Soudain, il sembla comme pris d'une frénésie et se remit en route avec ardeur, poussant sur ses minuscule pattes pour se projeter à travers les faibles courants marins. Koby continua de le suivre en hauteur sans le perturber.

Et le minuscule crabe arriva enfin à destination. Le soldat fut alors ébahit de découvrir une armée de crabes, s'agitant frénétiquement le long de la paroi rocheuse, piochant, cisaillant et retournant la roche pour y extraire de minuscules crustacés et mollusques, les déplaçant précautionneusement pour les déposer dans un immense sac de pêche comparé à leur taille, le tout dans une danse parfaitement synchronisée et endiablée. La zone sous marine tout entière était recouverte de petites bulles créées par leur agitation et filant droit vers la surface. Le minuscule crabe argenté déposa son trophée dans le sac de pêche et disparut du regard du soldat qui semblait hypnotisé par l'un des crabes.

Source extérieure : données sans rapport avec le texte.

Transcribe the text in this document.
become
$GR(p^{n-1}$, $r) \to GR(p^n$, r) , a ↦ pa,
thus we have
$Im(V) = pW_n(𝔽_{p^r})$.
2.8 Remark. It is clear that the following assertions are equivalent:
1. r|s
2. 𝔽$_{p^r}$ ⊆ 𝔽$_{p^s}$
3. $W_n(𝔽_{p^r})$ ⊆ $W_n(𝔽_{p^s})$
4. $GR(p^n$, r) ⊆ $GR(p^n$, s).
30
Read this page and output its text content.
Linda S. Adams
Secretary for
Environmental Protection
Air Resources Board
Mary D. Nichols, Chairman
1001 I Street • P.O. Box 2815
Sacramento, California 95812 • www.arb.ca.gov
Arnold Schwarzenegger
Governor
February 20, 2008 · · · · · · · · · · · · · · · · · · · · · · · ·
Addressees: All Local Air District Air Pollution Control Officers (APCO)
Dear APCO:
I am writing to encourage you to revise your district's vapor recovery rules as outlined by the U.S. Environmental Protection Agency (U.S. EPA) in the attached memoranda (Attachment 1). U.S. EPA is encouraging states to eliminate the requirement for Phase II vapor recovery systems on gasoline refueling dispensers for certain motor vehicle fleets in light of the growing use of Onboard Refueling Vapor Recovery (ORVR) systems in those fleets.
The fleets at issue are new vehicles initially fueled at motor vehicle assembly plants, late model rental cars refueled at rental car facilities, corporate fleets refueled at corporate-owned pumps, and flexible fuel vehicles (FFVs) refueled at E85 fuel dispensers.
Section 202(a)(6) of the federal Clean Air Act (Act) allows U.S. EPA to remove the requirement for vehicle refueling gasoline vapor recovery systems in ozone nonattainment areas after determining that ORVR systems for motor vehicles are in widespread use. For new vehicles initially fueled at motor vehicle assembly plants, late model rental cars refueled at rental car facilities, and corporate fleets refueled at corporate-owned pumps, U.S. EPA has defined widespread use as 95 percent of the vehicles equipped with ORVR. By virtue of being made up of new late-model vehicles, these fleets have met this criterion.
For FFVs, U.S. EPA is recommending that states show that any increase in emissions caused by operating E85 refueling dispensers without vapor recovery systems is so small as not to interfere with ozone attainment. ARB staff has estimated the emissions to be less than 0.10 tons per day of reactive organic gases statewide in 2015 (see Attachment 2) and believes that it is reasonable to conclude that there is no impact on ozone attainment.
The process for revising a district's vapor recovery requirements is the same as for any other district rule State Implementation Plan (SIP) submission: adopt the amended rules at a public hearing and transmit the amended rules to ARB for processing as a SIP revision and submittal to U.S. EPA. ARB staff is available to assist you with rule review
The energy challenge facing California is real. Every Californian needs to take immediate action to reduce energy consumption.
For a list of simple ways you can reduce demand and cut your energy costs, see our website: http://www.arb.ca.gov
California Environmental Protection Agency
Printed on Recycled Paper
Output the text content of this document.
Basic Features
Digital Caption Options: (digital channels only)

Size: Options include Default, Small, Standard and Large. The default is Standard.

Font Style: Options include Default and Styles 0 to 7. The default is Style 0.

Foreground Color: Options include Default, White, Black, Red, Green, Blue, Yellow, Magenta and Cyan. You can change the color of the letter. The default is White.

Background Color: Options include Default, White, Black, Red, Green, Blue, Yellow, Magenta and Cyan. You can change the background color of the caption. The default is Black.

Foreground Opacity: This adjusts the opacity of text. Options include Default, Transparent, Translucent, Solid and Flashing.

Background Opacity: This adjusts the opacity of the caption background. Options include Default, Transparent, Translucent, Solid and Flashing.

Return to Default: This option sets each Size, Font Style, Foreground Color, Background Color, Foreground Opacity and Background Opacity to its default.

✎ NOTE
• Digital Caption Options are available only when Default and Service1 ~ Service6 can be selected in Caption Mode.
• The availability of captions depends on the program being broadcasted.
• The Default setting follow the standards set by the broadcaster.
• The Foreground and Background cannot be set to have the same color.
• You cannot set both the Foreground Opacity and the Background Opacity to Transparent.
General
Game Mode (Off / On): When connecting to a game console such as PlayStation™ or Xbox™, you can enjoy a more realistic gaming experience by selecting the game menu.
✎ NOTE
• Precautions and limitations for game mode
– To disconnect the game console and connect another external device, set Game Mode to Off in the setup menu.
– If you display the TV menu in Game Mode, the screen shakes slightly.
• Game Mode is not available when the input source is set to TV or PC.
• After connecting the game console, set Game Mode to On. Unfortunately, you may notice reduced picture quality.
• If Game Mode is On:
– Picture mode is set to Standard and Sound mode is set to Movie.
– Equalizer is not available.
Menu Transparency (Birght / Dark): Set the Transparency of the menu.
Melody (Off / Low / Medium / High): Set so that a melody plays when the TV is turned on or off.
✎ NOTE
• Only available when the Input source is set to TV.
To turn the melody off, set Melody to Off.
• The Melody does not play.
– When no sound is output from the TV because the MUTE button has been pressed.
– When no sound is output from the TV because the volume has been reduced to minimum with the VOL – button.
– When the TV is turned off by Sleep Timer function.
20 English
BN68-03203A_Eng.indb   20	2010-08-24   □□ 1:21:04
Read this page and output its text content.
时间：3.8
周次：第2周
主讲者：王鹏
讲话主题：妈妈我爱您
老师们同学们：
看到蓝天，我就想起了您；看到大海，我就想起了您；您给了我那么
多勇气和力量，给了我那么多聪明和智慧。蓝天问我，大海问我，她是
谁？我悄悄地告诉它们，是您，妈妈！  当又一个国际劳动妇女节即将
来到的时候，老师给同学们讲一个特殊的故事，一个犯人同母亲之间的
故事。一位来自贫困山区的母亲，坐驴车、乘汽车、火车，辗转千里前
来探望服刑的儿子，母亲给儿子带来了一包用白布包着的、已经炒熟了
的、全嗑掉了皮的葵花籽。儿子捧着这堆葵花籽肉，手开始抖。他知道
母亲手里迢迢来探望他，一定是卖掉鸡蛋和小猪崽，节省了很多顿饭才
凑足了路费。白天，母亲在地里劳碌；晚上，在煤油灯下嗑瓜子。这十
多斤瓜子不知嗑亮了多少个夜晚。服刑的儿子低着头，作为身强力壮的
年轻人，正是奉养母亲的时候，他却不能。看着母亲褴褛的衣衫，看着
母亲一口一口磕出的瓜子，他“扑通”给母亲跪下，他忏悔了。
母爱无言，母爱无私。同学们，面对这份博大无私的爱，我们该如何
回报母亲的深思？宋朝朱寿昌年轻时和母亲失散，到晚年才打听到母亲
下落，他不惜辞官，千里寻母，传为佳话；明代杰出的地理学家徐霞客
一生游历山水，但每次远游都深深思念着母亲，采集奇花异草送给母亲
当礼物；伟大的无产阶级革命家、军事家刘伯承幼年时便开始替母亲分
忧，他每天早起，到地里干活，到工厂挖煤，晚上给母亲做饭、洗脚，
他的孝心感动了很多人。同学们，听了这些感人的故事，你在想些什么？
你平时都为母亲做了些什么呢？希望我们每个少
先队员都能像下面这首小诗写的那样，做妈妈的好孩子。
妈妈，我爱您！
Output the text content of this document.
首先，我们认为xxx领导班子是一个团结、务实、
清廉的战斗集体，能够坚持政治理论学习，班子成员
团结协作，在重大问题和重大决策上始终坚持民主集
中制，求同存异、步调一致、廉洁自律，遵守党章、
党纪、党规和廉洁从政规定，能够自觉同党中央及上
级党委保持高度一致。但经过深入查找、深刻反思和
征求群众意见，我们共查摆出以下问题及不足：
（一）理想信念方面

Le plus grand de tous mais à peine plus gros que sa tête, d'une couleur marbrée dorée qu'il n'avait jamais vu auparavant.

Koby tendit la main pour tenter de toucher le crabe doré, du bout du doigt seulement pour ne pas le blesser ou l'effrayer. Ce mouvement subtil figea l'ensemble des crabes qui stoppèrent leur travail immédiatement.

Le crabe doré, qui ne semblait pas avoir fait attention à l'humain derrière lui, obnubilé par son travail dans la roche, se retourna d'un mouvement vif.

Koby se figea un instant alors qu'il scrutait le crabe doré qui avait de minuscule yeux verts.

Son haki de l'observation s'affola rapidement. Quelque chose ne tournait décidément par rond ici. Ce crabe doré qui semblait lui aussi le fixer, n'était décidément pas normal, mais Koby n'arrivait pas à déceler le problème. La faible lueur que son haki avait parvenu à décrypter était beaucoup trop faible et silencieuse pour qu'il parvienne à résoudre l'énigme.

Tandis qu'il allait toucher le crabe doré toujours figé, Koby sentit son corps être propulsé contre la roche par un puissant courant marin. Il sentit son dos épouser la forme de la roche et des éclats venir se loger dans sa peau, sa tête cognant brutalement contre une pierre qui servait de refuge à une dizaine de crabes.

Ce mouvement furtif créa un vent de panique chez les crabes qui se pressèrent de trouver une cachette dans la roche alors qu'une pluie féroce s'abattait à la surface, le vent créant de puissants mais éphémères courants marins.

Koby reprit ses esprits en sentant le courant l'emporter à nouveau. Il tenta de regagner la surface le plus rapidement possible, ses poumons le rappelant à l'ordre immédiatement. Le soldat jeta un dernier regard aux crabes qui avaient presque tous réussit à trouver refuge. Mais le crabe doré n'avait pas bougé, il était encore au milieu des algues sur son rocher, et continuait de le fixer.